O doente imaginário
3 de setembro de 2003Sintomas leves de doenças modernas tornam qualquer um interessante e sexy. E esta nova tendência de querer chamar a atenção com doenças nada graves já sustenta todo um setor industrial. Esta é, pelo menos, a opinião do médico e jornalista de ciência Werner Bartens, que já provocou grande indignação entre pacientes, médicos e lobby farmacêutico.
Quem precisar...
Que sintomas são esses – pergunta-se Bartens, sem disfaçar uma ponta der sarcasmo – senão os mais corriqueiros incômodos reinterpretados como terrível sofrimento? “A capacidade de aceitar sofrimento e privação como parte da nossa existência está desaparecendo”, explica ele, laconicamente.
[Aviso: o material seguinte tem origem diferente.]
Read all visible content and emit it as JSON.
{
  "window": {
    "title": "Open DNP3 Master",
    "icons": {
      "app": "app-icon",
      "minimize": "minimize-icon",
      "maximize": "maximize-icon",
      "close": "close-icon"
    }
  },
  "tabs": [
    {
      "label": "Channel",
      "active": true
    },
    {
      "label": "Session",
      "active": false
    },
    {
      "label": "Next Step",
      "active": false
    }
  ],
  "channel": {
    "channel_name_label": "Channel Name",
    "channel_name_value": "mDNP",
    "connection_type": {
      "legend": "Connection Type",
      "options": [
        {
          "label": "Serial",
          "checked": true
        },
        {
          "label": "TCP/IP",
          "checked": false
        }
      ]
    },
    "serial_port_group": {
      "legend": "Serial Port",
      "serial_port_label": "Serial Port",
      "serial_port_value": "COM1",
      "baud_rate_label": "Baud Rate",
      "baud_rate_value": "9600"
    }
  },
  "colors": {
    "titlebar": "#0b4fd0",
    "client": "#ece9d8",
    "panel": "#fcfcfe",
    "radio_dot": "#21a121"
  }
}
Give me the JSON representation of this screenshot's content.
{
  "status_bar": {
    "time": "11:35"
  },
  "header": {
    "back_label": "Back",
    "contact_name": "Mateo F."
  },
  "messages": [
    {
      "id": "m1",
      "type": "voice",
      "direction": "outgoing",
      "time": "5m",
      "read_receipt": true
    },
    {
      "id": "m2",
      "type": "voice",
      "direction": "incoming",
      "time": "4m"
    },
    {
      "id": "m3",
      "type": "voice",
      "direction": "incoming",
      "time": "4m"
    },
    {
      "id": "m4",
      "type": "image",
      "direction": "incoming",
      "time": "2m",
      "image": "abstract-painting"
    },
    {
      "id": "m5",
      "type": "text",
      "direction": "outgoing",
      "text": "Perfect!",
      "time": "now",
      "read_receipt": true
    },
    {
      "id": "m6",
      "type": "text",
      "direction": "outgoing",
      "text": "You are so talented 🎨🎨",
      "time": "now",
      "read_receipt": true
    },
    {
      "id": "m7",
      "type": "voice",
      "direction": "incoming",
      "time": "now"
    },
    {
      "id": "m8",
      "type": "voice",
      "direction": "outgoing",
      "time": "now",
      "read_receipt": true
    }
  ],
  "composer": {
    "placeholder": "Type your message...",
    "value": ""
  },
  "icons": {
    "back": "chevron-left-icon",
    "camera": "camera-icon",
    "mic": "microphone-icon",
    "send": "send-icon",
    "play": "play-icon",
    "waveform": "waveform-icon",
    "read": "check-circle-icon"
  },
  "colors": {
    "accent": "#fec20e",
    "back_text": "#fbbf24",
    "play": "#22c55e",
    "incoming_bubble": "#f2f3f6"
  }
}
A quem estiver procurando sintomas adequados para compensar qualquer coisa, recomenda-se a leitura se do livro de Bartens, intitulado O que será que tenho? – As melhores doenças do mundo (Was habe ich bloss? – Die besten Krakheiten der Welt). Na forma de “bulas” irônicas, o autor mostra “indicações e contra-indicações” de tais doenças.
Ajudar quem...
Os inúmeros grupos de auto-ajuda para n doenças diferentes são uma pedra no sapato de Bartens. Na sua opinião, eles fazem com que certas doenças psicossomáticas se tornem alvo de atenção pública, sem que o grau de risco dos pacientes justifique tal projeção. “Em Freiburg foi formado um grupo de ajuda para crianças que choram”, cita Bartens um exemplo. É bem verdade que as crianças continuam chorando – ora mais, ora menos –, mas nada disso importa, pois o essencial é poder formar um grupo que permita basicamente uma coisa: conversar sobre isso.
Quem acreditar...
Nos últimos anos, apareceram cada vez mais doenças – e isso, não só na Alemanha. Uma hora, é a “síndrome do zezinho espoleta” entre crianças inquietas, outra, a menopausa do homem, e agora se fala até da “síndrome do tigre na jaula”. Calcula-se que 20% dos jovens pais de família já sofram desta moléstia. No entanto, esta é apenas mais uma das inúmeras invenções da indústria farmacêutica, denuncia o jornalista Jörg Blech. Afinal, a “síndrome do tigre na jaula”, cujos sintomas são nervosismo e dificuldade de tomar decisões, infelizmente não conseguiu se estabelecer. Com isso, os calmantes de ervas naturais continuam nas prateleiras da farmácia, intocados.
Quem sentir falta...
Até os médicos parecem bastante tolerantes e abertos em relação às novas doenças, conta Bartens com humor, em seu livro: “Numa revista de medicina, um médico descreveu de brincadeira o quadro de uma nova doença: ’distúrbio de entusiasmo generalizado’. Na verdade, ele só fez isso para testar seus colegas, mas acabou recebendo respostas indignadas de outros médicos, reclamando a sério que tinham comprovado em seus pacientes sintomas completamente diferentes para este distúrbio.”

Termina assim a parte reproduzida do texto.